En Tunisie, les arrestations continuent. Après d’anciens magistrats, des cadres de partis politiques ce week-end ou encore le directeur général de la radio la plus écoutée du pays lundi soir, c’est un ancien député qui a été arrêté mardi dans la soirée. En déplacement sur le terrain, le président Kaïs Saïed a pris la parole longuement sur cette vague d’arrestations. Elles étaient nécessaires et urgentes selon lui.
En pleine vague d’arrestations, Kaïs Saïed s’offre un bain de foule sur un marché populaire de Tunis. Il a tenu à montrer qu’il restait maître à bord : « Ceux qui manipulent les prix vont devoir assumer leurs responsabilités. On ne laissera pas les voleurs en paix. Ceux qui font cela aux citoyens vont payer le prix cher. »
Complot
Alors que la contestation sociale s’intensifie en même temps que l’inflation en Tunisie, le chef de l’État a tenu à montrer qu’il se tenait aux côtés des plus fragiles. Selon ses dires, la situation délicate que traverse l’économie tunisienne serait due à un complot ourdi par des personnalités qui visent à semer la discorde dans le pays. C’est depuis le ministère de l’Intérieur où il s’est rendu dans la foulée qu’il a précisé sa pensée : « Nous ne laisserons pas ces personnes faire ce qu’ils veulent en Tunisie. Nous vivons une période sensible et dangereuse. Il y a atteinte à la sûreté nationale intérieure et extérieure. »
Le président tunisien est allé jusqu’à soutenir qu’une tentative d’assassinat le visant était en préparation. Depuis plusieurs jours, les avocats des personnes arrêtées n’ont eu de cesse de dénoncer l’absence de preuves matérielles à ces accusations. Des arrestations qui ont valu à la Tunisie des condamnations de la part de l’ONU, qui évoque une vague de répression contre des opposants.
L’opposition a quant à elle déploré mercredi le « pourrissement » de la situation politique dans le pays après cette série d’arrestations qu’elle a qualifiées de « répressives ».
« Le secteur médiatique traverse une crise profonde »

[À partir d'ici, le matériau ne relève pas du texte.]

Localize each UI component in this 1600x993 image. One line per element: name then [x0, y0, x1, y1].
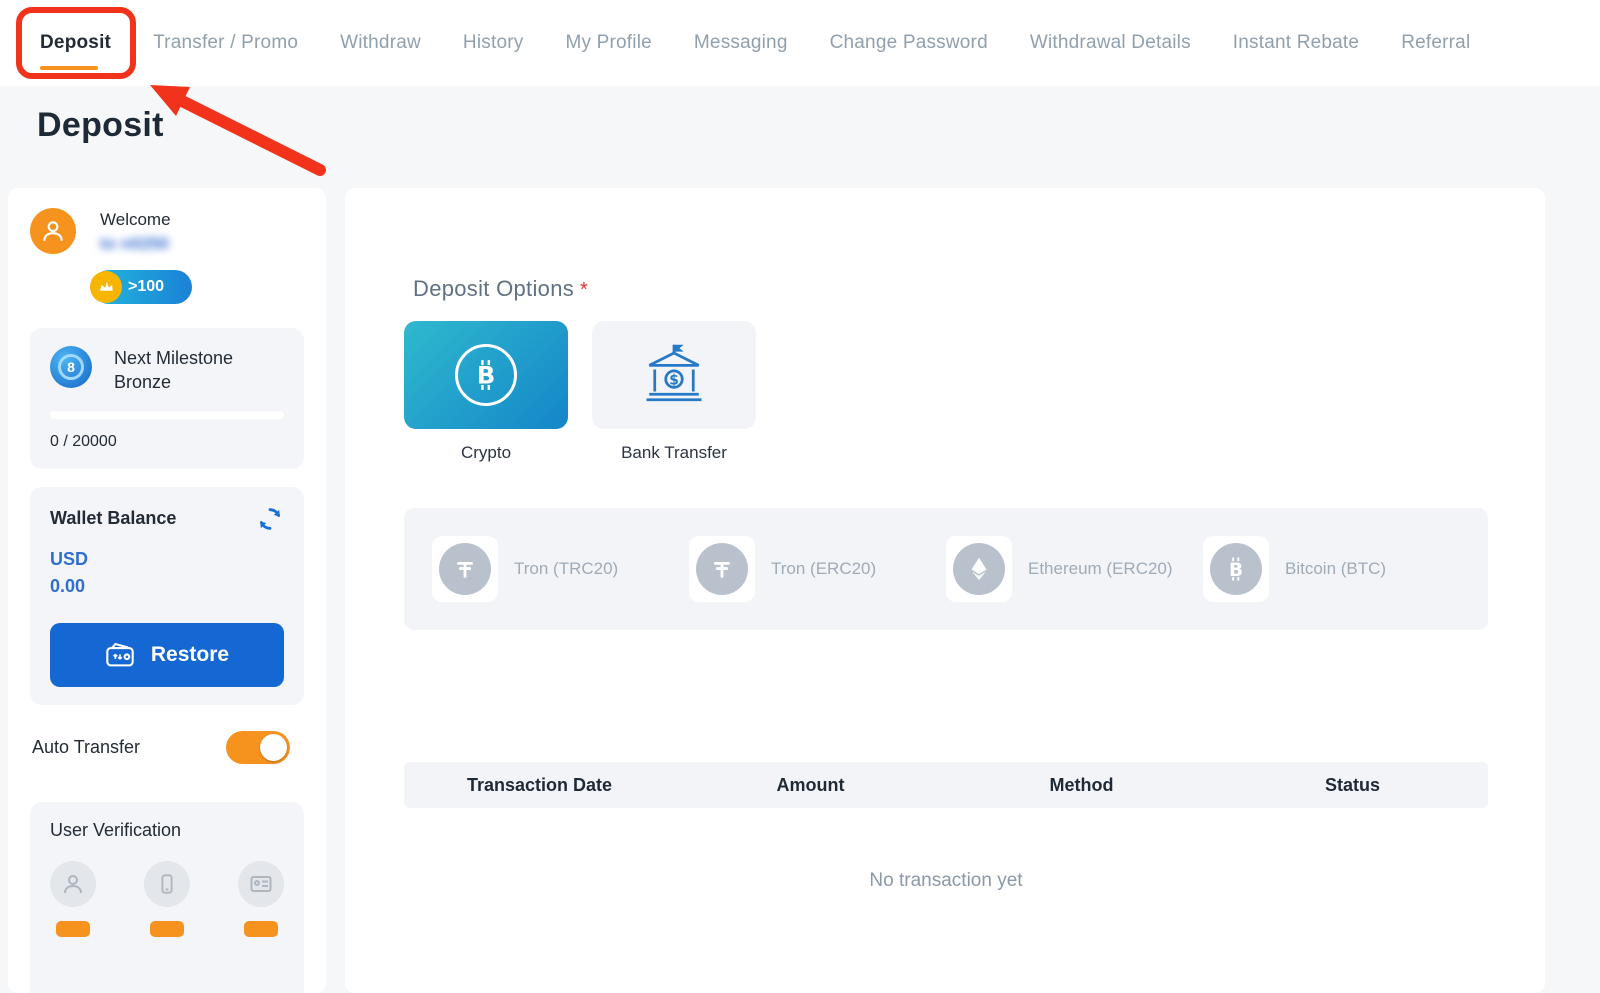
- tab-my-profile[interactable]: My Profile: [565, 32, 651, 54]
- refresh-icon[interactable]: [256, 505, 284, 533]
- tab-history[interactable]: History: [463, 32, 524, 54]
- bitcoin-icon: B: [455, 344, 517, 406]
- verification-document[interactable]: [238, 861, 284, 937]
- ethereum-icon: [953, 543, 1005, 595]
- tab-withdraw[interactable]: Withdraw: [340, 32, 421, 54]
- user-icon: [40, 218, 66, 244]
- method-tron-trc20[interactable]: Tron (TRC20): [432, 536, 689, 602]
- option-crypto[interactable]: B Crypto: [404, 321, 568, 463]
- milestone-title: Next Milestone: [114, 346, 233, 370]
- crown-icon: [90, 271, 122, 303]
- bitcoin-icon: B: [1210, 543, 1262, 595]
- verification-status-chip: [150, 921, 184, 937]
- tab-instant-rebate[interactable]: Instant Rebate: [1233, 32, 1359, 54]
- restore-button-label: Restore: [151, 643, 229, 667]
- auto-transfer-row: Auto Transfer: [30, 731, 304, 764]
- verification-status-chip: [56, 921, 90, 937]
- column-transaction-date: Transaction Date: [404, 775, 675, 796]
- tether-icon: [696, 543, 748, 595]
- wallet-amount: 0.00: [50, 576, 284, 597]
- deposit-panel: Deposit Options* B Crypto: [345, 188, 1545, 993]
- verification-title: User Verification: [50, 820, 284, 841]
- bank-icon: $: [641, 342, 707, 408]
- milestone-card: 8 Next Milestone Bronze 0 / 20000: [30, 328, 304, 469]
- milestone-level: Bronze: [114, 370, 233, 394]
- tether-icon: [439, 543, 491, 595]
- verification-identity[interactable]: [50, 861, 96, 937]
- deposit-options-row: B Crypto: [404, 321, 756, 463]
- transactions-table-header: Transaction Date Amount Method Status: [404, 762, 1488, 808]
- empty-transactions-message: No transaction yet: [404, 870, 1488, 892]
- phone-icon: [156, 873, 178, 895]
- verification-status-chip: [244, 921, 278, 937]
- coin-icon: 8: [50, 346, 92, 388]
- milestone-progress-text: 0 / 20000: [50, 433, 284, 451]
- tab-referral[interactable]: Referral: [1401, 32, 1470, 54]
- svg-text:$: $: [669, 373, 679, 389]
- auto-transfer-toggle[interactable]: [226, 731, 290, 764]
- page-title: Deposit: [37, 106, 164, 145]
- svg-text:B: B: [477, 362, 495, 390]
- verification-phone[interactable]: [144, 861, 190, 937]
- avatar: [30, 208, 76, 254]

Ces arrestations ont touché des hommes d’affaires, des responsables politiques, des magistrats et un journaliste directeur de la radio privée la plus écoutée dans le pays, Mosaïque FM. L’arrestation de Noureddine Boutar, s’est faite selon son avocate sans mandat d’arrêt ni raison officielle. Son interrogatoire a porté sur ses choix éditoriaux. Des faits « révélateur de la répression qui s’abat sur la presse en Tunisie » selon Abderraouf Bali, membre du bureau exécutif du syndicat national des journalistes, chargé des affaires juridiques.
« Les menaces contre cette radio, venant surtout de la part du président, ont commencé il y a un bon moment et nous nous rappelons tous au moins de ses propos adressés au journaliste de Mosaïque FM lors du sommet de la francophonie, quand il l’a mis en garde contre les attaques menées par cette radio contre lui. Le président a essayé de diaboliser Mosaïque FM à l’époque. Il y a eu également eu les restrictions qui ont touché d’autres médias comme par exemple radio Shems FM et le quotidien Al Sabah ou la presse. Il y a eu la main mise du pouvoir sur la télévision nationale qui est en principe la plus grande institution médiatique en Tunisie, mais qui reçoit aujourd’hui des instructions directes du pouvoir. C’est également le cas à la radio nationale. Au final, c’est tout le secteur médiatique tunisien qui traverse une crise profonde, conséquence de la manière d’agir du pouvoir. »
Le syndicat national de la presse tunisienne a appelé à une manifestation ce jeudi matin devant le siège du gouvernement pour défendre la liberté de la presse et protester les atteintes à ce secteur.